Para una cúpula de ambición totalitaria que después de dos décadas en el poder maneja con maestría la construcción política del miedo, tener rodeadas a sus presas, disponiendo de una inmensa ventaja numérica y un poder de fuego descomunal, el pequeño grupo rebelde era un manjar irresistible para un odio tan bien incubado, una ocasión demasiado propicia yprovocativa como para no dejar sentado un atroz escarmiento de sangre.
Y enseguida ha venido la impúdica amenaza: quien siga el camino de Pérez y su gente correrá su misma suerte.
Cuando habían pasado 96 horas de la Masacre de El Junquito, ninguno de los cadáveres del grupo disidente había sido entregado. Esos cuerpos deben estar hechos añicos como quedó el chalet donde se refugiaban. El alto gobierno ya debe haber contemplado en versión digital el macabro resultado de su orgía criminal. Y sabe que exponerla a los ojos del público potenciará la condena y el repudio mundial. Cremarlos, desaparecer esa evidencia sería el objetivo, pese a la desesperada resistencia de los familiares.

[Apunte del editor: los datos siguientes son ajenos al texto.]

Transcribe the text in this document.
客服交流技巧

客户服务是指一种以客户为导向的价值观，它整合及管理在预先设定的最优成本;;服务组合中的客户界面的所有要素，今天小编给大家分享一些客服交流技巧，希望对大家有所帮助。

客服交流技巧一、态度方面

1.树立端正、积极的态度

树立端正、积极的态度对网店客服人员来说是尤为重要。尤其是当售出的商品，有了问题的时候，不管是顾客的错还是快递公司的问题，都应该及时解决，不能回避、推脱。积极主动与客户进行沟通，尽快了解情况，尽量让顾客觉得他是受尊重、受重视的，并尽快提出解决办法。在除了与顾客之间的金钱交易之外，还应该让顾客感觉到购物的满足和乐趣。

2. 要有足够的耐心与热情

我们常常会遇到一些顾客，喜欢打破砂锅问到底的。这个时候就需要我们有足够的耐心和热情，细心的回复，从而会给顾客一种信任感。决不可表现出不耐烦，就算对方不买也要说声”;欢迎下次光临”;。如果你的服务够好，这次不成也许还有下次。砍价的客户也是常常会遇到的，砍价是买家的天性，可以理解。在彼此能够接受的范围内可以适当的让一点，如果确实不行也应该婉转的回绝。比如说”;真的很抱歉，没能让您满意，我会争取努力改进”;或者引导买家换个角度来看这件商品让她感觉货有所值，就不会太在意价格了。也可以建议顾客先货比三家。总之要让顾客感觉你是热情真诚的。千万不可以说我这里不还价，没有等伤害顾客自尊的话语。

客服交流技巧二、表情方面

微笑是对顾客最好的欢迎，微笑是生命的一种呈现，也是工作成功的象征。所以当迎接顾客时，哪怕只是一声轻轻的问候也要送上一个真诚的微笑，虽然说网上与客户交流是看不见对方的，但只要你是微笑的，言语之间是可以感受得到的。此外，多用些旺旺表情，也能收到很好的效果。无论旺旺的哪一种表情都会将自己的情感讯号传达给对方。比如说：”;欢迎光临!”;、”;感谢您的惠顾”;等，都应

Hay un charco de sangre a los pies de la silla presidencial. Su ocupante se dice victorioso, pero ahora es cuando más le teme a esos cuerpos hoy acribillados, pero no fuera de juego. Y eso es porque aún equivocado en su vía armada, iluso o soñador insensato, Oscar Pérez vuelve a la acción redimido por su martirio ante los ojos de un pueblo que como cualquier otro se rinde ante el heroísmo de quien ofrenda su vida en plena juventud y en nombre de la libertad.
Es el simbolismo que aterra y perseguirá a Maduro, Cabello y otros, pero que al mismo tiempo convoca al pueblo a creer en sí mismo y en su capacidad para perseverar en la irrenunciable lucha por una Venezuela de libertad, justicia y dignidad.